If you write range = range in the code, you'll get a dynamic error:

global variable range referenced before assignment

This happens because the range builtin is shadowed (and not visible in the file). The right-hand side of the assignment is a reference to the range global variable, which hasn't any value yet.

laurentlb avatar Mar 02 '21 08:03 laurentlb

Note "loaded variables cannot be reassigned" rule is somewhat inconsistent [...] This might need to be changed for greater consistency

It is inconsistent, but it's also a deliberate choice.

Assigning to a global foo while also binding it in a load is clearly a contradiction by the author of the .bzl file, and can therefore be resolved by that author. If we did allow it, and if we tried to be strictly consistent with our shadowing rules (and the rule that load-bound variables are in a child block relative to globally bound variables), we end up with the following counterintuitive example:

load("...", "foo")
foo = "new_value"
print(foo)  # prints the original loaded value of foo, not the new value

This is because, just as in Python, the relative location of a use of a name within a block does not change which variable the name refers to. So the loaded foo shadows the global one throughout the file.

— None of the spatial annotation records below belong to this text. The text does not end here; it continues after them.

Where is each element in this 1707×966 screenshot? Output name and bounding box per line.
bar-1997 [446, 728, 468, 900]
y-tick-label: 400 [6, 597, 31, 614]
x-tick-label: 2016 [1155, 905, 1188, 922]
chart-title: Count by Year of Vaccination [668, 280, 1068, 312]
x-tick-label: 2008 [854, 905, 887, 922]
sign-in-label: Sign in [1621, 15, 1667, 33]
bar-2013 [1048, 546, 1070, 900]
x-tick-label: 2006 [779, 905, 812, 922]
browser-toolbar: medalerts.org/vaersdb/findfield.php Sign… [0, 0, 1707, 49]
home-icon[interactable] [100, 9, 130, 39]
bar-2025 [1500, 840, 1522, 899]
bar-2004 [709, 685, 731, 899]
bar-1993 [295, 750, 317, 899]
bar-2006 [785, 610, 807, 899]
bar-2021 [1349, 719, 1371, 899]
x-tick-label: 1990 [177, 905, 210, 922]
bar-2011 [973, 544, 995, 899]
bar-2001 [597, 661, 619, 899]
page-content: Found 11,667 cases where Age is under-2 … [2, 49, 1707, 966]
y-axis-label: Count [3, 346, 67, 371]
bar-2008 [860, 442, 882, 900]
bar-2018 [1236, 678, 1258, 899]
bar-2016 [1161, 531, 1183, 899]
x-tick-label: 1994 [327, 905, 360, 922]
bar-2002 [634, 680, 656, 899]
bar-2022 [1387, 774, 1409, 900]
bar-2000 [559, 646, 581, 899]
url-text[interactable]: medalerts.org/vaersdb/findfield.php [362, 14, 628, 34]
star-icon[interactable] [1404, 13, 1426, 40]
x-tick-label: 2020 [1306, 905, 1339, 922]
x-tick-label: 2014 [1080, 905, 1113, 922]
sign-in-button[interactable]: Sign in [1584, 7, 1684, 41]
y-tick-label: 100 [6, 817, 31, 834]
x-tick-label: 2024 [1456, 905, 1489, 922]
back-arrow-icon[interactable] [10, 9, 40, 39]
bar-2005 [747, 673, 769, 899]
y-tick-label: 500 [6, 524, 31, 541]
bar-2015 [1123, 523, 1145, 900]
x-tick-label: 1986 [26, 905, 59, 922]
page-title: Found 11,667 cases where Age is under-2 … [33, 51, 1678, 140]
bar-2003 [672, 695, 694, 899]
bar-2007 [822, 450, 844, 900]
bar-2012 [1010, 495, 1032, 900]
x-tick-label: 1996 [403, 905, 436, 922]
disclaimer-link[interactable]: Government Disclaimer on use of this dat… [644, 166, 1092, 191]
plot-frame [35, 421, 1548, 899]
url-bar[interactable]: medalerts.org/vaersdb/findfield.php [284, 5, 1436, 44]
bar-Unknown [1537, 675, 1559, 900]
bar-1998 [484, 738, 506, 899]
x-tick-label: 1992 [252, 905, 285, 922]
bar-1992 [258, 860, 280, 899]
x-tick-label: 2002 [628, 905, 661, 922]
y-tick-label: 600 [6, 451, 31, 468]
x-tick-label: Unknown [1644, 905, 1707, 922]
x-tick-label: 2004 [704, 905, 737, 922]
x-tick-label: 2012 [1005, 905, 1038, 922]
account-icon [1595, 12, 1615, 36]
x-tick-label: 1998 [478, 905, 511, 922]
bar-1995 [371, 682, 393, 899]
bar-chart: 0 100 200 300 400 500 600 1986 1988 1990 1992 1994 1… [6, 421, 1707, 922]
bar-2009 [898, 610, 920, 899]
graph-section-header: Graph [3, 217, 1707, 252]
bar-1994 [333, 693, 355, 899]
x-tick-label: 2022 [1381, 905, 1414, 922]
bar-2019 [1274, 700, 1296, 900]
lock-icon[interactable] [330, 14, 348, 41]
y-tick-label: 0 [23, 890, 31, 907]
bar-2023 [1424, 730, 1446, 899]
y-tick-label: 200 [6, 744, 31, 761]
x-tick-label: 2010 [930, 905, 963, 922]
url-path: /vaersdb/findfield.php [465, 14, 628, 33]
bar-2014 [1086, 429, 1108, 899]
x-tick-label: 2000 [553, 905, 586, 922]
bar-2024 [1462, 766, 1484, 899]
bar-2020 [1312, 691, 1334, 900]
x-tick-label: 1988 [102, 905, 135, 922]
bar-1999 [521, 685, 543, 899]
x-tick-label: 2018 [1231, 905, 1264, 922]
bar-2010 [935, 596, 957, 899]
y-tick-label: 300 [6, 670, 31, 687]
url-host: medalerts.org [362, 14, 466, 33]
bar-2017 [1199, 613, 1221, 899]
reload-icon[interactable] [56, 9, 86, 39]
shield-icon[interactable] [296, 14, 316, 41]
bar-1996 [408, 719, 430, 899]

The decision to prohibit this kind of name reuse / shadowing does make re-exports uglier. But foo = foo is not a cleaner alternative. Not only is it confusing to read, but it also violates the aforementioned pattern about all uses of a name in a block referring to the same variable. Even in languages that don't follow Python's scoping rules, you still generally need to qualify one of those foos, e.g. Java's this.foo = foo initialization statements.

Deferring this PR until I can revisit the discussion context and chat with Alan. (The reason this isn't a trivial 'accept' is that we don't necessarily want to codify every Java interpreter behavior into the spec, particularly since even the Java interpreter behaves differently in different contexts, like BUILD vs .bzl files.)